BMW’s new 5-Series pushes technology into the stratosphere |

BMW’s new 5-Series pushes technology into the stratosphere

Andy Stonehouse
Summit Daily Auto Writer
Special to the Daily 2011 BMW 535i

Drop nearly $66 large on an automobile and it better connote some serious heavy hitter status, be so laden with high-tech gadgetry that it borders on the absurd and also carry around your sorry behind in nothing less than triumphant style.

In the case of the new, sixth-generation BMW 5-Series, you’re certainly covered, with executive-level stance and posture, sterling design and a list of largely optional doohickeys and gee-gaws that still form the cutting edge of automotive technology.

It also comes with choices of three variations of engine and either a manual or the new eight-speed automatic transmission (as well as the xDrive all-wheel-drive system option); your choices of final configuration run in the zillions, but the engine part seems particularly important here in Colorado.

I got to run around in a 535i, the iteration featuring a twin-turbocharged, 3.0-liter inline six-pretty similar to the powerplant found in the 335i which got me into so much trouble last year-though I found myself asking for a little more. Pretty sad when 300 horsepower doesn’t do it for you anymore.

With weight in the midsize sedan pushed to almost 4,100 pounds (and about 200 more in the AWD version), you’ll still get beautiful off-the-line bursts of power and the typical “Oh dear, I seem to be going 85 mph again” sensation so much a part of the BMW experience, but my experiments in triple-digit travel resulted in a slow, rough ride to the top end.

Subsequently, speed freaks might opt for the 550i, which subs a 4.4-liter turbocharged V8 and generates a more responsive 400 horsepower. Or you can go the other direction, as well, dropping to the 528i and its 230-horsepower, naturally aspirated 3.0 liter engine. It’s all up to you.

Whatever the choice under the hood, the driving experience is much the same, with a two-inch-longer vehicle couching a 3.2-inch-longer wheelbase, mixing smoothness with impressive agility and precision.

Among the million or so aforementioned optional packages (which brought my 535i up from an MSRP of about $50,475 to a whopping $65,875), the $2,700 Dynamic Drive group will help sport things up a bit: roll stabilization, dynamic damper controls and an adaptive drive system which allows you to meander between a comfort setting and a fast-shifting, rigid sport setting, or somewhere inbetween.

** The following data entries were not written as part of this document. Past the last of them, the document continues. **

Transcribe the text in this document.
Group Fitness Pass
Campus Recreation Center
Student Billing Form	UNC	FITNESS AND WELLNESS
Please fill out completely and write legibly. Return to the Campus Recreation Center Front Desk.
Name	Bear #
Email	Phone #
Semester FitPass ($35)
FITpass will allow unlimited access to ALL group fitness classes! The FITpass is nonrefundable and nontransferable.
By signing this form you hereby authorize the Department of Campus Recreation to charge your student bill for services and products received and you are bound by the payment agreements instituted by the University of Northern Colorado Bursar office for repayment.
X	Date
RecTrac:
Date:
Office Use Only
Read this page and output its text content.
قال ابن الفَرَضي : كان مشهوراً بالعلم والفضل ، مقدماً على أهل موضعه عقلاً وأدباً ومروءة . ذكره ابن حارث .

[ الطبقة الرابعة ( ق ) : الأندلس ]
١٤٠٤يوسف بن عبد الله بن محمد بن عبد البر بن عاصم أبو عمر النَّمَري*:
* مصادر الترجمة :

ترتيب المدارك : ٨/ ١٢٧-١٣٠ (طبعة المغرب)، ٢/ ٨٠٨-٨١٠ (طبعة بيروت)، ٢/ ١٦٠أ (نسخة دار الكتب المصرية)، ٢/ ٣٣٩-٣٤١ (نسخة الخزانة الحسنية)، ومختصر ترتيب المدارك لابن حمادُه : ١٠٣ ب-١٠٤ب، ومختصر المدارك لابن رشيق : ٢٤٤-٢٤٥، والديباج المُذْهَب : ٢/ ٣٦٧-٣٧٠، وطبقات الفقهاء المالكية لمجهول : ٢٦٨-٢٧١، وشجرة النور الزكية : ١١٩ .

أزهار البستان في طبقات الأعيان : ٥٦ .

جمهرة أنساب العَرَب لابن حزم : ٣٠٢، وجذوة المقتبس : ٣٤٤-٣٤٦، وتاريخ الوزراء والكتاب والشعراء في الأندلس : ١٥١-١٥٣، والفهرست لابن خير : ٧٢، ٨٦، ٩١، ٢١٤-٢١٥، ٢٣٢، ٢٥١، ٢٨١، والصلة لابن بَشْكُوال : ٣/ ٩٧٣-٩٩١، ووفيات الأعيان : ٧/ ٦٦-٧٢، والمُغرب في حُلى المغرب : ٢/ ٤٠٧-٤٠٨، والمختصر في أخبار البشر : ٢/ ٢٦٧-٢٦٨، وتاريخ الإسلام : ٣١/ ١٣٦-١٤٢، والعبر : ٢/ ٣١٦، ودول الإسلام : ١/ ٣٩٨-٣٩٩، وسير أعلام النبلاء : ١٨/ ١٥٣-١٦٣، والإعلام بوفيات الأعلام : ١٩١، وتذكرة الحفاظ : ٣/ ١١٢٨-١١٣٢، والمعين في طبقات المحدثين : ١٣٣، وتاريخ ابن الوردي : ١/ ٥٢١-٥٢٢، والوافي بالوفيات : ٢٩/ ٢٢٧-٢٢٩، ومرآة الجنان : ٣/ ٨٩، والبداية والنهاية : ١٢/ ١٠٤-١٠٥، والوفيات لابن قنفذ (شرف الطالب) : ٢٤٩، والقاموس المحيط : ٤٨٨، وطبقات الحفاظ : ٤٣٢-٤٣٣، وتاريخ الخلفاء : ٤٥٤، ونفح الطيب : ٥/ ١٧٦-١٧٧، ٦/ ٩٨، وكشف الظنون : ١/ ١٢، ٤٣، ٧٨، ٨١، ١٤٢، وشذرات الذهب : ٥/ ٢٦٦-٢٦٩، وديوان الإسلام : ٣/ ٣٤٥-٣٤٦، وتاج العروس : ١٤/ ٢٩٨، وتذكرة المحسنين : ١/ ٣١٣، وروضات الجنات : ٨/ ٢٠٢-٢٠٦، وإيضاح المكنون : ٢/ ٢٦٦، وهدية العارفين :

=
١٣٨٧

Those adjustments (plus the option to throw the curious Norelco shaver-shaped gear selector into Sport mode) make the eight-speed automatic a bit more crisp and responsive. In standard mode, the eight-speed is a little burpy, clicking off changes at odd points but apparently working hard to save gas in the process.

Should you desire to do so, you can also equip the 5 with a new integral active steering system which integrates subtle four-wheel steering to both smoothen out and sport up the driving.

Integral to the system is BMW’s token green technology effort, called Efficient Dynamics, and in the case of my 535i tester, it included a hybrid-styled brake energy regeneration system which was used to more cleanly recharge the battery powering the car’s many electronic systems. Treat the car responsibly and you’ll get up to 30 mpg on the highway; my results varied considerably.

The safety minded options can also get pretty heavy. Stop-and-Go cruise control uses a radar system to merge you in and out of traffic (as well as a collision warning system which primes and pumps the brakes); the park assist system takes care of the angling required for a good parallel park job, a la Ford and Lexus’ systems; there’s also blind spot detection and even a night vision pedestrian detection system available.

You can get a little too German in the whole process and overlook the 5-Series’ beautiful and emerging design, which has shed almost all of the strange and controversial Chris Bangle elements and moves the automobile into more easy-on-the-eye directions.

A longer hood, shorter overhangs, an attractive front end (with the ominous glow of those ghost ring/corona headlamps) and more subtle body lines keep it attractive but not overwhelming.

Inside, the gigantic, throne-like seats provide great support but don’t have the grippy edges you might expect, though the powered thigh adjustments and seemingly nuclear-powered seat heaters are great. Doors also open at nearly 90 degree angles for easier exits, though they’re a bit of a reach when you’re seated.

The tall center console features flip-up missile silo gates and a small amount of storage, with that still non-intuitive shift lever, 12-ounce-only cupholders and the “I think this is growing on me” controller for the fourth-generation iDrive navigation and entertainment system.

And that makes the very pretty and comprehensive iDrive much easier to use, though it takes a long time to figure things out (I couldn’t find the satellite radio for four days, but more quickly discovered you can use Google to search for gas stations and restaurants as you drive along-quite remarkable, really).

You can also call up the side and top view cameras to back and park yourself more easily and safely (cameras give you a curbside view from behind the front wheels).

Yes, indeed, a litany of largesse, but at the core a pretty remarkable and livable vehicle.